The Federal Open Market Committee began its two day September meeting yesterday, where it will consider raising the short-term policy rate, or the guidance on that rate. It has been nine years since the committee has raised this rate. The prospect of higher rates has financial markets and their commentators very nervous. The rate-raising event, even though it has not happened yet, even has a name, “Liftoff”.

Liftoff has market watchers glued to their monitors for a number of important economic reasons. Because the rate is related to other longer-term interest rates through the Term Structure, and the longer-term rates are used to discount cash flows, this affects net present value (NPV) calculations, making more investment projects appear profitable. Aside from new projects, lower corporate bond rates bring down a firm’s borrowing costs, raising their net income.

The argument for low rates in late 2008/early 2009 was a good one. We had faced a serious financial crises and were in the middle of a serious recession, one that appeared at the time to be the second greatest economic contraction since 1929. Many financial entities faced a liquidity crunch, where short-term credit had vanished. Firms shelved positive NPV projects. Households were upside down on their homes. Because the housing market was so decimated the lower mortgage rates were thought to be needed to help resurrect home sales activity and promote refinancing which in some cases could help a household remain as a homeowner.
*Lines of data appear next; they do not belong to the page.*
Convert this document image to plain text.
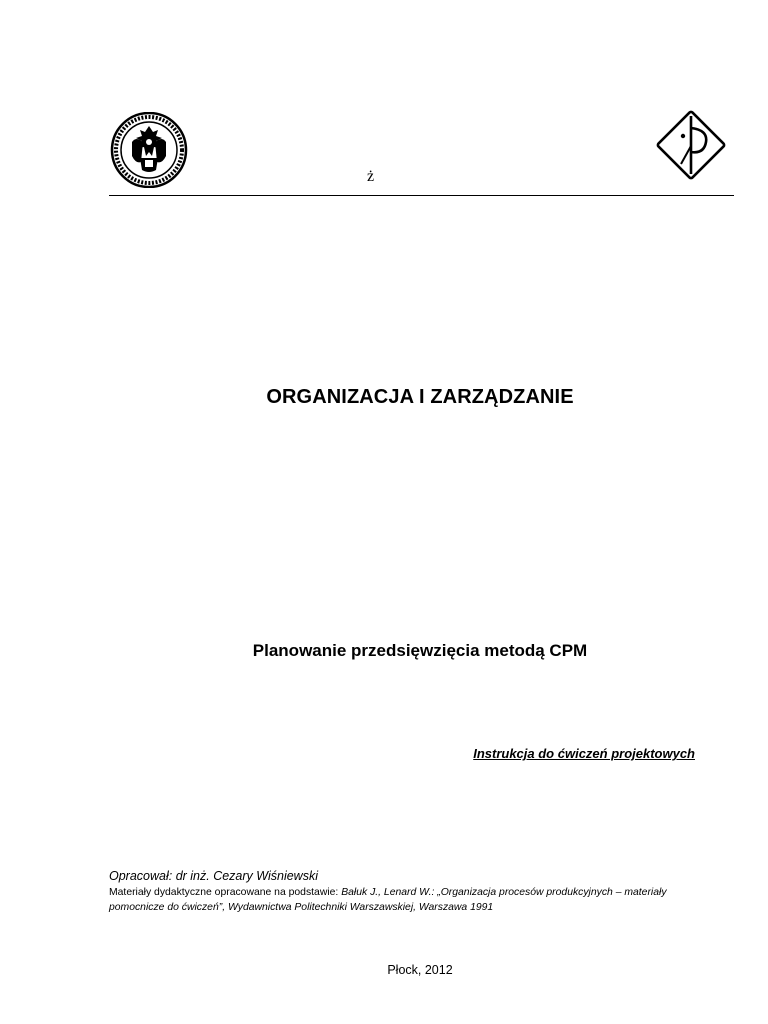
ż
ORGANIZACJA I ZARZĄDZANIE
Planowanie przedsięwzięcia metodą CPM
Instrukcja do ćwiczeń projektowych
Opracował: dr inż. Cezary Wiśniewski
Materiały dydaktyczne opracowane na podstawie: Bałuk J., Lenard W.: „Organizacja procesów produkcyjnych – materiały pomocnicze do ćwiczeń”, Wydawnictwa Politechniki Warszawskiej, Warszawa 1991
Płock, 2012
The Fed’s dual mandate of price stability and economic growth, argue in a conventional way against raising rates at this time. Historically, rates were raised as a way to cool down an economy with rising inflation or dropped as a way to spur economic growth. However, inflation and economic growth continue remain low compared with postwar U.S. history.

Despite this, I think the Fed should immediately begin the process of raising rates toward historically normal levels. The abnormally low interest rates were probably justified by the double feature of a financial crises and a large economic contraction back in late 2008/early 2009, but they do not have that justification now. The canonical Taylor rule formula as published by FRED at the St. Louis District Federal Reserve bank calls for a Federal Funds Target rate of 2.44 percent.

It is safe to say that financial markets, consumption activity, and savings and investment decisions are being distorted by the low interest rates. As one example, household balance sheet rebuilding was and still is important for the long-term economic health of the U.S. A higher return to savings would aid and incentivize this activity.

The economy should be able to grow with interest rates at normal levels. If it cannot, then it needs to relearn this ability. If this process ends up taking some time, we should begin it sooner rather than later. An imminent financial crisis does not seem to be a high probability event at this time. However, if one did happen now, being at the zero lower bound would be an inconvenient reality indeed.